Access Front End with Azure SQL Backend?

George, the application I tried the conversion with WAS optimized. It contained hundreds of thousands of rows and worked just fine on the LAN with 50+ concurrent users. I even recreated the views and stored procedures where they were used. With one user over the internet, It was like watching paint dry.
I don't doubt that you did fully optimize the database application regardless. However, my experience tells me that it's possible to get decent performance, but there are certainly other situations where that would not be the case.

I was asked one time to move an Access accdb to Azure because two partners were moving to different states. One in the Michigan and one in Florida. It was a dog, but the main form loaded three or four subforms simultaneously, each with up to 5 or 6 combo boxes. That's a known source of performance problems. I managed to squeeze some improvement out of it by lazy loading subforms and combo boxes on subforms, but it really never was acceptable.
 
You say you've had success. I don't doubt it. Was the client running his own Azure cloud or was he using a third party?
In that case, it was actually an Access Web App SQL Azure database, which was a limited version of SQL Azure. However, it only cost ~$5.00 a month. If I had it to do again, I would have argued for a full Azure database that could have been scaled up, but sometimes people are reluctant to invest more than they have to ;). You get what you pay for, slower performance lower cost tend to be positively correlated.
 
We use Microsoft hosted Azure SQL databases, the costs are nothing like $5000 a month. George wrote $5
Even on an expensive high-performance plan, they are only about £100 a month, and normally less.
Everything connects via ODBC.

If you need a Managed SQL instance that is a more expensive option.
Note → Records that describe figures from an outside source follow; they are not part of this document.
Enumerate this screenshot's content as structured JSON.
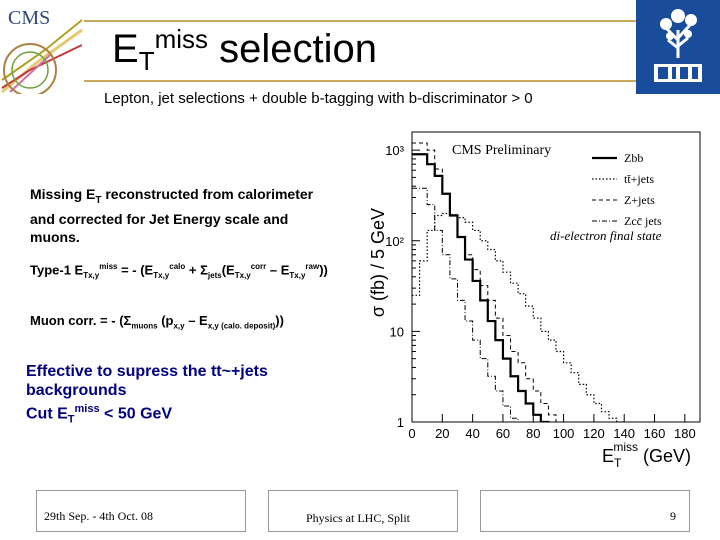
{
  "header": {
    "cms_logo_text": "CMS",
    "title_main": "E",
    "title_sub": "T",
    "title_sup": "miss",
    "title_rest": " selection",
    "subtitle": "Lepton, jet selections + double b-tagging with b-discriminator > 0"
  },
  "text": {
    "missing_line1": "Missing E",
    "missing_sub": "T",
    "missing_line1b": " reconstructed from calorimeter",
    "missing_line2": "and corrected for Jet Energy scale and",
    "missing_line3": "muons.",
    "type1_a": "Type-1 E",
    "type1_a_sub": "Tx,y",
    "type1_a_sup": "miss",
    "type1_b": " = - (E",
    "type1_b_sub": "Tx,y",
    "type1_b_sup": "calo",
    "type1_c": " + Σ",
    "type1_c_sub": "jets",
    "type1_d": "(E",
    "type1_d_sub": "Tx,y",
    "type1_d_sup": "corr",
    "type1_e": " – E",
    "type1_e_sub": "Tx,y",
    "type1_e_sup": "raw",
    "type1_f": "))",
    "muon_a": "Muon corr. = - (Σ",
    "muon_a_sub": "muons",
    "muon_b": " (p",
    "muon_b_sub": "x,y",
    "muon_c": " – E",
    "muon_c_sub": "x,y (calo. deposit)",
    "muon_d": "))",
    "effective_line1": "Effective to supress the tt~+jets",
    "effective_line2": "backgrounds",
    "cut_a": "Cut  E",
    "cut_sub": "T",
    "cut_sup": "miss",
    "cut_b": "  < 50 GeV"
  },
  "chart_data": {
    "type": "line",
    "title": "CMS Preliminary",
    "annotation": "di-electron final state",
    "ylabel": "σ (fb) / 5 GeV",
    "xlabel_main": "E",
    "xlabel_sub": "T",
    "xlabel_sup": "miss",
    "xlabel_unit": " (GeV)",
    "x_ticks": [
      "0",
      "20",
      "40",
      "60",
      "80",
      "100",
      "120",
      "140",
      "160",
      "180"
    ],
    "y_ticks": [
      "1",
      "10",
      "10²",
      "10³"
    ],
    "xlim": [
      0,
      190
    ],
    "ylim_log10": [
      0,
      3.2
    ],
    "series": [
      {
        "name": "Zbb",
        "style": "solid-thick",
        "x": [
          0,
          5,
          10,
          15,
          20,
          25,
          30,
          35,
          40,
          45,
          50,
          55,
          60,
          65,
          70,
          75,
          80,
          85,
          90,
          95,
          100,
          105,
          110,
          115,
          120
        ],
        "y": [
          900,
          900,
          700,
          520,
          330,
          190,
          110,
          62,
          36,
          22,
          13,
          8,
          5,
          3.2,
          2.2,
          1.6,
          1.2,
          1,
          0.7,
          0.5,
          0.4,
          0.3,
          0.2,
          0.15,
          0.1
        ]
      },
      {
        "name": "tt̄+jets",
        "style": "dotted",
        "x": [
          0,
          5,
          10,
          15,
          20,
          25,
          30,
          35,
          40,
          45,
          50,
          55,
          60,
          65,
          70,
          75,
          80,
          85,
          90,
          95,
          100,
          105,
          110,
          115,
          120,
          125,
          130,
          135,
          140,
          150,
          160,
          170,
          180
        ],
        "y": [
          25,
          60,
          130,
          190,
          200,
          195,
          180,
          160,
          130,
          100,
          80,
          60,
          45,
          34,
          26,
          19,
          14,
          10,
          8,
          6,
          4.5,
          3.5,
          2.6,
          2,
          1.6,
          1.3,
          1.1,
          1,
          0.9,
          0.7,
          0.6,
          0.5,
          0.4
        ]
      },
      {
        "name": "Z+jets",
        "style": "dashed",
        "x": [
          0,
          5,
          10,
          15,
          20,
          25,
          30,
          35,
          40,
          45,
          50,
          55,
          60,
          65,
          70,
          75,
          80,
          85,
          90,
          95,
          100
        ],
        "y": [
          1200,
          1200,
          1000,
          620,
          330,
          190,
          110,
          70,
          48,
          32,
          22,
          14,
          9,
          6,
          4.5,
          3,
          2.2,
          1.6,
          1.2,
          1,
          0.8
        ]
      },
      {
        "name": "Zcc̄ jets",
        "style": "dash-dot",
        "x": [
          0,
          5,
          10,
          15,
          20,
          25,
          30,
          35,
          40,
          45,
          50,
          55,
          60,
          65,
          70,
          75,
          80
        ],
        "y": [
          380,
          380,
          250,
          130,
          70,
          38,
          22,
          13,
          8,
          5,
          3.2,
          2.2,
          1.5,
          1.1,
          0.8,
          0.6,
          0.4
        ]
      }
    ]
  },
  "footer": {
    "date": "29th Sep. - 4th Oct.  08",
    "event": "Physics at LHC, Split",
    "page": "9"
  }
}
Considering the inbuilt back-up and uptime that is 99.99% (We've never had an outage in 5 years) I think it's cheap.
 
We use Microsoft hosted Azure SQL databases, the costs are nothing like $5000 a month. George wrote $5
Even on an expensive high-performance plan, they are only about £100 a month, and normally less.
Everything connects via ODBC.

If you need a Managed SQL instance that is a more expensive option.

Considering the inbuilt back-up and uptime that is 99.99% (We've never had an outage in 5 years) I think it's cheap.
That $5.00 a month was a now-deprecated offering supporting the Access Web App which was dropped in 2016. I have long suspected that one of the reasons for that was people could invest a few dollars a month and create multiple small SQL Azure databases!
 
@GPGeorge I did think that was cheap!

We are about to up our elastic pool to the next tier but that gives you a lot of computing power, and is shared between about 25 databases.
Some are tiny, some have 100,000's of records. The cost per database is relatively small.

We manage it for our clients, but they have complete access to the data if they want it.